L'Actualité du CDJ
Quand les titres font problème…
29 juin 2010
C’est une première : lors de sa réunion de juin, le Conseil de déontologie journalistique a déclaré deux plaintes fondées, au moins partiellement. Non sans avoir étudié en détail les enjeux, multiples : le caractère nécessairement raccourci des titres, la généralisation à des communautés de l’action de certains de leurs membres, le caractère exceptionnel des limites à la liberté d’expression... Avec, en arrière-fond, la responsabilité respective des journalistes et des autres membres des équipes rédactionnelles.
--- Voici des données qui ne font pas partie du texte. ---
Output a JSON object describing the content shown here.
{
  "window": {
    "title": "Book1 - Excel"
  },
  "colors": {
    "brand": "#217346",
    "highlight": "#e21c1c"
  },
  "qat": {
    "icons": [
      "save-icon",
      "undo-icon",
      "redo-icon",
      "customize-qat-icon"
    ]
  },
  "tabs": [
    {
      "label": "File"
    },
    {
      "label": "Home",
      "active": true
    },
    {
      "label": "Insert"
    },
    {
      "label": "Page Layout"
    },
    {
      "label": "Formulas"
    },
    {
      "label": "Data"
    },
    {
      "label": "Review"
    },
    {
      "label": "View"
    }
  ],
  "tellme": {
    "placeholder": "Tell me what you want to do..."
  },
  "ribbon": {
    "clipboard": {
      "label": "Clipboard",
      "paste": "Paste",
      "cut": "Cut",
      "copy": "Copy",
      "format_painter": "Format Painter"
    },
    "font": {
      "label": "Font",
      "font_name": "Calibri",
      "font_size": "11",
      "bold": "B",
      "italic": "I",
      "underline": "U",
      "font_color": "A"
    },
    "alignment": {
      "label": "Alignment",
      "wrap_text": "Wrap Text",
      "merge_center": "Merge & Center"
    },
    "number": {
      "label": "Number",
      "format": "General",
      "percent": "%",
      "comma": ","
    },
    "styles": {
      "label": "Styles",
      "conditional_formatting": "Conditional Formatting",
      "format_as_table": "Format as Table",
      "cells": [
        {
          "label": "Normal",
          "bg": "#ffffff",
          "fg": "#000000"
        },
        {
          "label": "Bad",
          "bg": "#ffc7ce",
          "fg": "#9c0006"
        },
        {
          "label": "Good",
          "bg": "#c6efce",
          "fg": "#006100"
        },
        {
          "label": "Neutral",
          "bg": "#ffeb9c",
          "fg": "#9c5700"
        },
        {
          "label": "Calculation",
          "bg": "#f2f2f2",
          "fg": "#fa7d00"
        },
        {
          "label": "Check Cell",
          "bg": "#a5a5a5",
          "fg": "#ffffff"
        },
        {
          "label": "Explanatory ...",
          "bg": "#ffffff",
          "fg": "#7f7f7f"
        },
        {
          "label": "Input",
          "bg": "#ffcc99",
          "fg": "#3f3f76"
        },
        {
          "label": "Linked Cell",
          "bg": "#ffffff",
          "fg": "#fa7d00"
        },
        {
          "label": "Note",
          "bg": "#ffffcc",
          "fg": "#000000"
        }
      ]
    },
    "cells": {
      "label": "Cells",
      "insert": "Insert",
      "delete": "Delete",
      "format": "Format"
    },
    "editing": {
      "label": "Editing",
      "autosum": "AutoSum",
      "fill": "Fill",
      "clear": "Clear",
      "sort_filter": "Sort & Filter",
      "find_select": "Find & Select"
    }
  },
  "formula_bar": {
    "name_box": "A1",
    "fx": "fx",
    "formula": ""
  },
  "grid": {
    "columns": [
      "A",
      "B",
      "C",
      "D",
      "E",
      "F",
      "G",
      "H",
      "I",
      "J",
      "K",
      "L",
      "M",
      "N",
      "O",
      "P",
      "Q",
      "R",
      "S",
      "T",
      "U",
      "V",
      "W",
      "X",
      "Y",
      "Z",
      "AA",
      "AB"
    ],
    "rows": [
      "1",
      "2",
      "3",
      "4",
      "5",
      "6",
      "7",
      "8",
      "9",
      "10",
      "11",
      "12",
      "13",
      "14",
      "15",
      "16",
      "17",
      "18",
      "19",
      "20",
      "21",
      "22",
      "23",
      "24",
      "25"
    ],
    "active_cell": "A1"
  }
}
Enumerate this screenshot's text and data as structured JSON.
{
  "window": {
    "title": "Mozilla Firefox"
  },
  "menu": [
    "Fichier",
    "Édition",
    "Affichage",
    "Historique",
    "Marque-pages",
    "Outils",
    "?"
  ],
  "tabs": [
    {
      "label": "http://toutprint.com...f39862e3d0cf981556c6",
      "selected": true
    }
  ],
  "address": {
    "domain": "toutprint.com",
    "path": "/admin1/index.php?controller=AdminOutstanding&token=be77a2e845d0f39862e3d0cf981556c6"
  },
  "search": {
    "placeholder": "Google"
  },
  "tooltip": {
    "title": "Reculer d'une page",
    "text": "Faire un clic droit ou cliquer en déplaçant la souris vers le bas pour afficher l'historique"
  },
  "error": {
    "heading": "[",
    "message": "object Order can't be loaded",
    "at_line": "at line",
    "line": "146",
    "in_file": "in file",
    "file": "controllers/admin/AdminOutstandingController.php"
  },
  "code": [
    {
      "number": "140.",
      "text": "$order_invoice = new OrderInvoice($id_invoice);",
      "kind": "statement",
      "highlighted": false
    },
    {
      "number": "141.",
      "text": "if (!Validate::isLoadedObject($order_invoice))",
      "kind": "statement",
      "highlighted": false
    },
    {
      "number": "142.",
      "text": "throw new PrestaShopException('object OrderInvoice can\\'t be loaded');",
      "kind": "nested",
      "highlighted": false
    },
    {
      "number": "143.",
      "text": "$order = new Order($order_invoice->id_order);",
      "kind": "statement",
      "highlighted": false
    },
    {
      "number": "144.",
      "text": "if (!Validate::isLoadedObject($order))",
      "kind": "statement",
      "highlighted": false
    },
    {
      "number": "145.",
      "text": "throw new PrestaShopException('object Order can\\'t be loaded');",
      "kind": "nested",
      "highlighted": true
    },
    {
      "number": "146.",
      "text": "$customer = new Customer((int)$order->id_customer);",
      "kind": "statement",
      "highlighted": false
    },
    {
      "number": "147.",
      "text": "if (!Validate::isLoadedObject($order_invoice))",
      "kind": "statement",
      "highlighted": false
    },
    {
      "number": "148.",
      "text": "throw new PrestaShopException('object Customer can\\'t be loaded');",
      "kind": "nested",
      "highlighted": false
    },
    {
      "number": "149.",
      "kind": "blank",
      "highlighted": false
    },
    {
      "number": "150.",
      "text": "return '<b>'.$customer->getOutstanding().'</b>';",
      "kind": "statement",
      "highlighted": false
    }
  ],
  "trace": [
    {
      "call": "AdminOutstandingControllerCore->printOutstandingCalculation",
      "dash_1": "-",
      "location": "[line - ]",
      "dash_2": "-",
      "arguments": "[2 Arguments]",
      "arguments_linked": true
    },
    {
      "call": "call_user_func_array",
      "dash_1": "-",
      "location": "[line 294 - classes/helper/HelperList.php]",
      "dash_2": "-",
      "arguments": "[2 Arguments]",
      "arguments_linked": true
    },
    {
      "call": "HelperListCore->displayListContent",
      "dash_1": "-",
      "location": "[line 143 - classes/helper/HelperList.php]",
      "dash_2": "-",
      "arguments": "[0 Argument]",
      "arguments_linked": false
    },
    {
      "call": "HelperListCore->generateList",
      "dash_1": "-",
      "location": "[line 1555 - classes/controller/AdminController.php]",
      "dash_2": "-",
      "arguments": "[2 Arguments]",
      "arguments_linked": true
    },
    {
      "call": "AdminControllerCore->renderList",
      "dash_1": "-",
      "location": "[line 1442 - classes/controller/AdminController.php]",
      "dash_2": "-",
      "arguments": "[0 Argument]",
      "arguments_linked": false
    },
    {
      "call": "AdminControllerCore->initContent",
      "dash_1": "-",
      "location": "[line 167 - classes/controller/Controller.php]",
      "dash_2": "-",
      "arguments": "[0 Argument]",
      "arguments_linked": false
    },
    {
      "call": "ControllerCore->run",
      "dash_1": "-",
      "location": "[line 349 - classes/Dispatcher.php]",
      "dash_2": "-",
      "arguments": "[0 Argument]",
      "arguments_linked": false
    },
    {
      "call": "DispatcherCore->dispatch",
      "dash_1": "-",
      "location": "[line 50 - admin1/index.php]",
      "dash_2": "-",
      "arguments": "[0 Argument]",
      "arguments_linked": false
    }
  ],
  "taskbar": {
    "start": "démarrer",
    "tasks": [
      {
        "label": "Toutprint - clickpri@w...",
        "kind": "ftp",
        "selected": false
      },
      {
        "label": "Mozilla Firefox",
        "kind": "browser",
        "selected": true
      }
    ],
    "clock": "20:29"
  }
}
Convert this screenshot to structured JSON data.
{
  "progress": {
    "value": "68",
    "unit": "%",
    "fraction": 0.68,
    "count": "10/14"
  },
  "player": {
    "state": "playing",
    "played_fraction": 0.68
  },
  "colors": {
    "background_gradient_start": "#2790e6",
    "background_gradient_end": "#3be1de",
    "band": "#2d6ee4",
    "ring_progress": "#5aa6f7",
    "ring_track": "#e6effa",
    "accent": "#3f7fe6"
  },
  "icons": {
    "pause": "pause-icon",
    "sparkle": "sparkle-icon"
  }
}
Le premier cas concerne le quotidien Le Soir et un article dont le titre semble à première vue accuser toute une communauté de faits imputables à certains de ses membres : « Sud-Kivu : les Hutus tuent 7 femmes ». Une lecture attentive a cependant conduit le CDJ à nuancer : l’article lui-même est irréprochable, faisant clairement la part des choses dans les responsabilités de ce massacre. Le Conseil s’est référé aux Recommandations pour l’information relative aux allochtones, émises en 1994 par l’AGJPB et le Centre pour l’égalité des chances, dont il rappelle qu’elles constituent une composante de la déontologie journalistique. Il estime que le quotidien a manqué de prudence en généralisant ainsi dans le titre de l’article. Certes, tout titre constitue toujours un raccourci. Mais s’agissant de thèmes sensibles et de communautés en conflit ouvert, il y a lieu d’être particulièrement attentif.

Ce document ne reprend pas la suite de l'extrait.